Le slogan "tous pourris" a encore de beaux jours devant lui. C'est le principal enseignement d'un sondage Ifop pour le Projet Arcadie, plateforme d'information de l'activité parlementaire, paru ce mercredi 16. Selon cette étude, les Français sont ainsi 77% à estimer que la France ne se donne pas "réellement et efficacement les moyens de lutter contre la corruption sous toutes ses formes des élus".

Sans surprise, c'est auprès des partis se revendiquant "anti-système" que l'affirmation trouve le plus d'échos. Un total de 84% des sympathisants de la France insoumise, 86% de ceux du Rassemblement national et enfin 93% de ceux de Debout la France répondent ainsi "oui" à cette question.

Un catastrophisme largement partagé puisque les sondés les moins défaitistes à propos de la lutte contre la corruption des élus, les sympathisants de La République en Marche, sont tout de même 63% à estimer que la lutte contre la corruption est inefficace.

Et les perspectives d'avenir sont, dans l'esprit des sondés, tout aussi noires. Ainsi, 67% estiment que la lutte contre la corruption ne s'est pas renforcée depuis l'élection d'Emmanuel Macron. Et ce alors même que le président a fait voter dès le début de son quinquennat, mi-septembre 2017, une loi sur la moralisation de la vie publique prévoyant notamment, en écho à l'affaire Fillon, l’impossibilité pour les députés d’embaucher des membres de leur famille.

Lire: La loi de moralisation signée à la télé en direct par Macron

Mais, surtout, aucun parti ne semble réellement profiter de cette perte de confiance des Français dans leurs élus. Ainsi, quand il s'agit de désigner le parti leur inspirant "le plus confiance en matière de lutte contre la corruption des élus", LREM, RN et FI forment le trio de tête. Mais avec seulement 11% des réponses pour les partis d'Emmanuel Macron et de Marine Le Pen et 8% pour celui de Jean-Luc Mélenchon...

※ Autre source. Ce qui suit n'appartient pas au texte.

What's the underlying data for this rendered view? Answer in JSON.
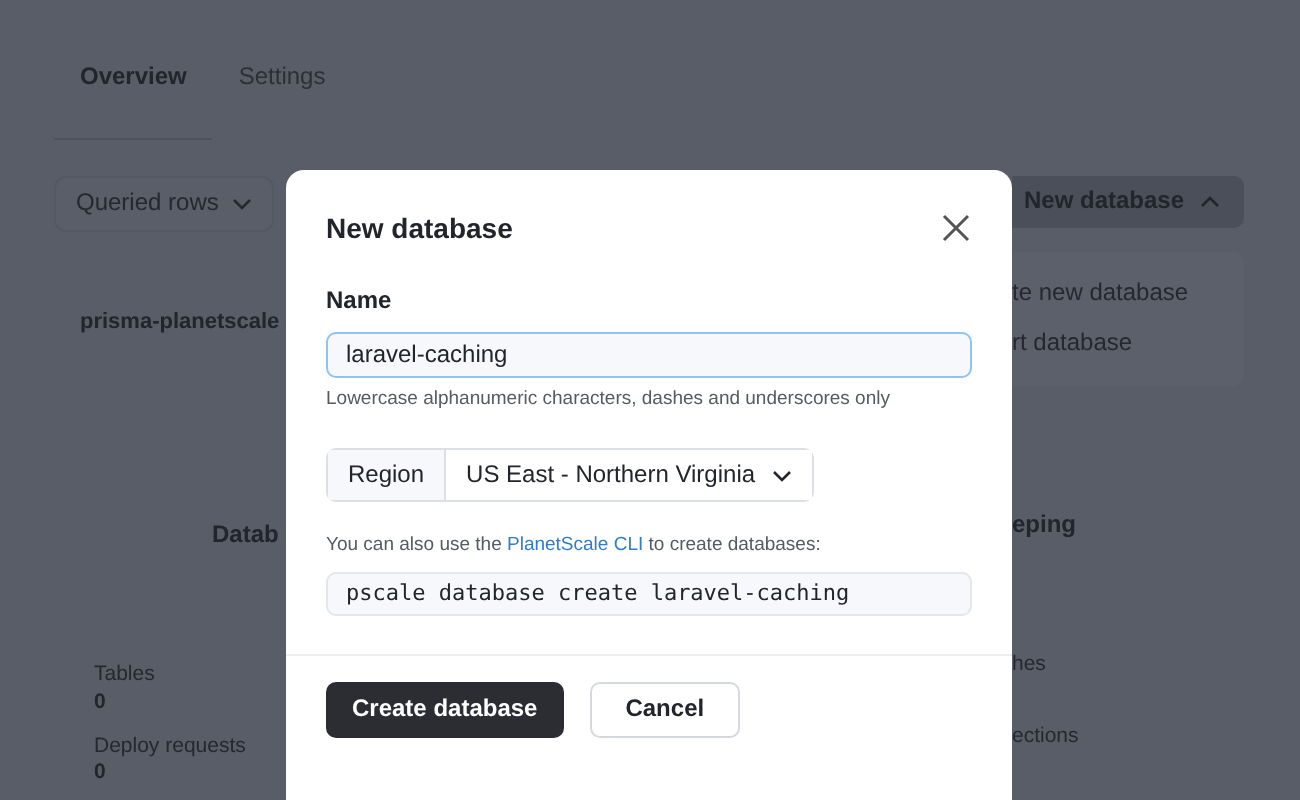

La première des réponses, et de loin, avec 50% des répondants est en effet "aucun d'entre eux". Terrible constat, mais qui confirme les conclusions du dernier baromètre de la confiance politique du Cevipof (lien): 9% seulement des Français y disent avoir confiance dans les partis politiques.

C'est dans ce contexte que le Projet Arcadie, dirigé par Tris Acatrinei, publie conjointement à ce sondage un rapport sur l'activité de la Haute autorité pour la transparence de la vie publique (HATVP). Un rapport dont il ressort clairement que la phobie administrative sévit toujours sur les bans de l'Assemblée nationale puisque, affirme ce rapport, 61 députés sur 577 seulement "ne manquent pas à leurs obligations déclaratives". La faute, nous confie Tris Acatrinei, aux autorités de contrôle "défaillantes".

Et s'il ne s'agit pas ici clairement de corruption, au moins dans une très large majorité des cas, il n'empêche que du manque de transparence ne peut naître que le manque de confiance.